Additionaly, KSRTC is setting up South India’s largest registered vehicle scrapping facility at Edappal, Malappuram, in partnership with SIMCO. The INR 30 crore project, laid on 20 Feb’26, will process 100 t/day and generate an estimated INR 300 crore annually.

Pakistan: Imported shredded scrap prices in Pakistan remained largely stable through the week, with UK/EU-origin material heard around $378-380/t CFR Qasim and UAE-origin shredded at $385-390/t, while UAE HMS 80:20 was indicated near $355-360/t. UK-origin shredded was also reported near $377/t. Supply from the UK tightened following Unimetal’s exit, with more volumes moving to bulk buyers, keeping spot availability relatively limited.

Ramadan-led selective trading and liquidity pressures kept buying cautious despite firm supplier offers. Domestic scrap and finished steel prices remained steady, but imported scrap procurement stayed measured, with potential softening if demand fails to improve.

Bangladesh: Imported scrap sentiment in Bangladesh remained mixed through the week. HMS (80:20) was heard at $355-360/t CFR, HMS 1 at $365-370/t, shredded at $372-382/t, and PNS at $378-380/t, while buyer bids generally trailed at $372-375/t, reflecting continued price sensitivity.

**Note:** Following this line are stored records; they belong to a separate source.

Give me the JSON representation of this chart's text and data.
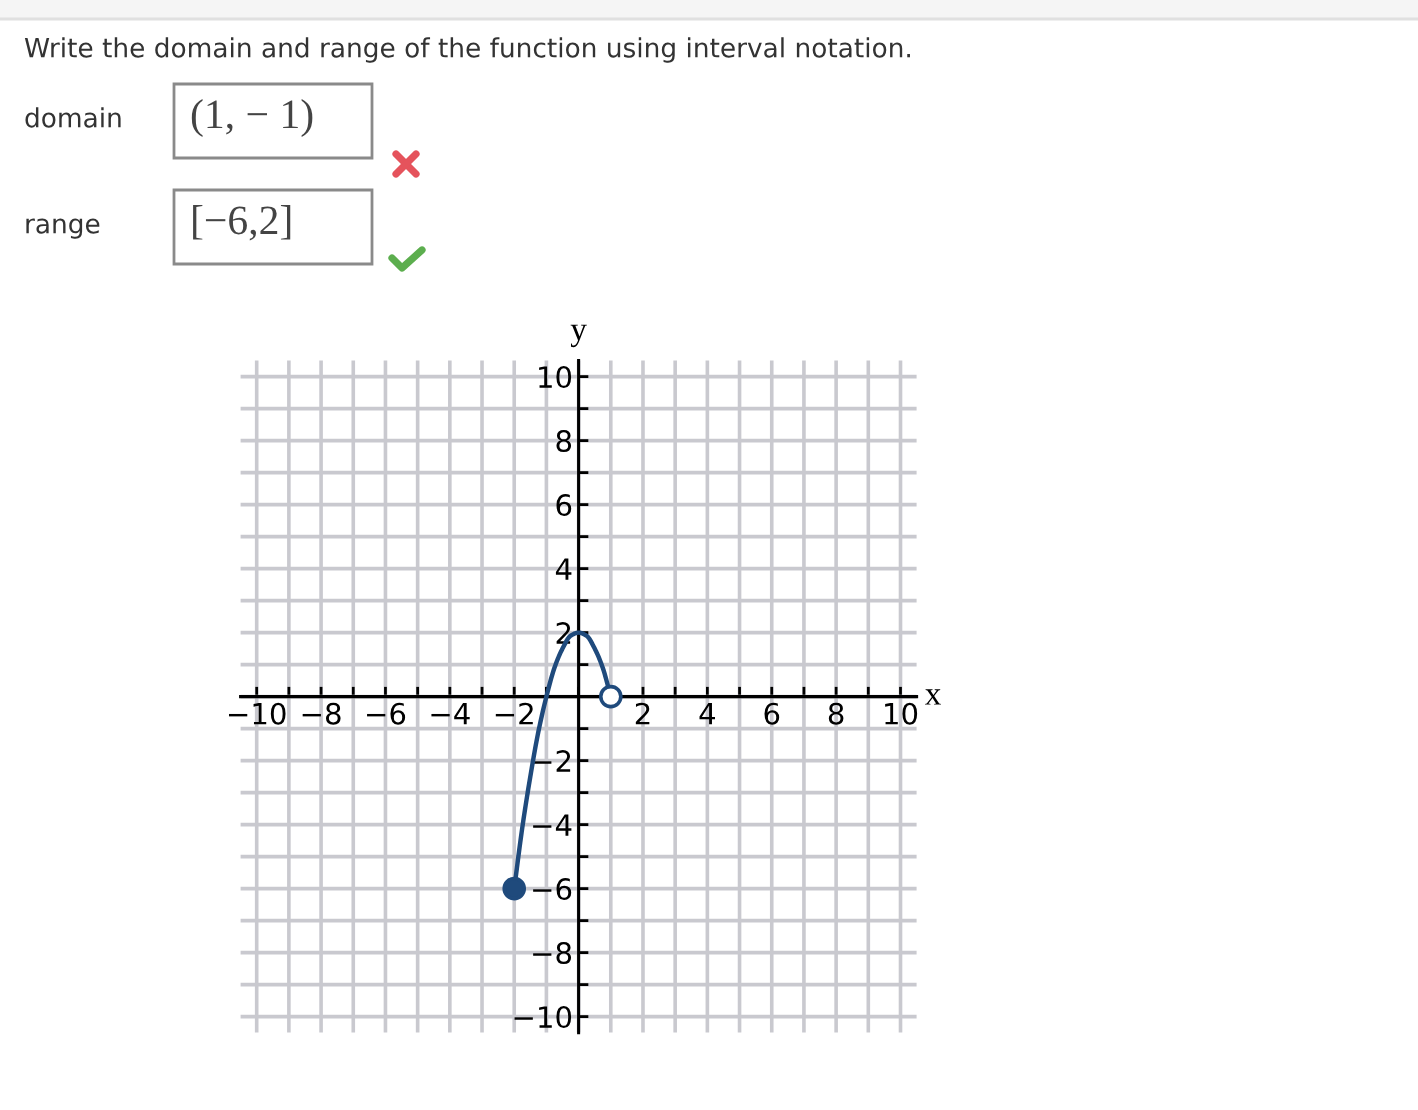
{
  "chart_data": {
    "type": "line",
    "title": "Write the domain and range of the function using interval notation.",
    "xlabel": "x",
    "ylabel": "y",
    "annotations": [
      "domain",
      "(1, − 1)",
      "range",
      "[−6,2]"
    ],
    "series": [
      {
        "color": "#1f4a7c",
        "x": [
          -2,
          -1.75,
          -1.5,
          -1.25,
          -1,
          -0.75,
          -0.5,
          -0.25,
          0,
          0.25,
          0.5,
          0.75,
          1
        ],
        "values": [
          -6,
          -4.1,
          -2.5,
          -1.1,
          0,
          0.9,
          1.5,
          1.9,
          2,
          1.9,
          1.5,
          0.9,
          0
        ]
      },
      {
        "type": "scatter",
        "color": "#1f4a7c",
        "marker": "circle",
        "x": [
          -2
        ],
        "values": [
          -6
        ]
      },
      {
        "type": "scatter",
        "color": "#ffffff",
        "marker": "circle",
        "x": [
          1
        ],
        "values": [
          0
        ]
      }
    ],
    "xlim": [
      -10.5,
      10.5
    ],
    "ylim": [
      -10.5,
      10.5
    ],
    "xticks": [
      {
        "value": -10,
        "label": "−10"
      },
      {
        "value": -9,
        "label": null
      },
      {
        "value": -8,
        "label": "−8"
      },
      {
        "value": -7,
        "label": null
      },
      {
        "value": -6,
        "label": "−6"
      },
      {
        "value": -5,
        "label": null
      },
      {
        "value": -4,
        "label": "−4"
      },
      {
        "value": -3,
        "label": null
      },
      {
        "value": -2,
        "label": "−2"
      },
      {
        "value": -1,
        "label": null
      },
      {
        "value": 0,
        "label": null
      },
      {
        "value": 1,
        "label": null
      },
      2,
      {
        "value": 3,
        "label": null
      },
      4,
      {
        "value": 5,
        "label": null
      },
      6,
      {
        "value": 7,
        "label": null
      },
      8,
      {
        "value": 9,
        "label": null
      },
      10
    ],
    "yticks": [
      {
        "value": -10,
        "label": "−10"
      },
      {
        "value": -9,
        "label": null
      },
      {
        "value": -8,
        "label": "−8"
      },
      {
        "value": -7,
        "label": null
      },
      {
        "value": -6,
        "label": "−6"
      },
      {
        "value": -5,
        "label": null
      },
      {
        "value": -4,
        "label": "−4"
      },
      {
        "value": -3,
        "label": null
      },
      {
        "value": -2,
        "label": "−2"
      },
      {
        "value": -1,
        "label": null
      },
      {
        "value": 0,
        "label": null
      },
      {
        "value": 1,
        "label": null
      },
      2,
      {
        "value": 3,
        "label": null
      },
      4,
      {
        "value": 5,
        "label": null
      },
      6,
      {
        "value": 7,
        "label": null
      },
      8,
      {
        "value": 9,
        "label": null
      },
      10
    ],
    "grid": true
  }
}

Although some restocking was seen in Chattogram, liquidity pressures persisted, particularly among small and mid-sized mills struggling to open LCs. Larger mills continued selective bookings, but overall trading activity remained cautious, keeping broader market momentum under pressure.

Japan: H2 scrap at JPY 46,500/t ($298/t) FOB Tokyo Bay, up by JPY 900/t ($6/t) w-o-w, reflecting cautious upward momentum.

South Korea: South Korea’s pending imported scrap arrivals fell to 41,897 t post-Lunar New Year, though volumes remained supported by earlier Japanese bookings. Fresh contracts were limited, suggesting near-term import inflows may remain steady.

UAE: Domestic scrap index dipped by AED 7/t w-o-w to AED 1,215/t as of 27 February amid subdued Ramadan trading, though tight supply supported heavy melting grades. Export demand from Pakistan remained firm, while EMSteel’s March rebar hike tested market resistance.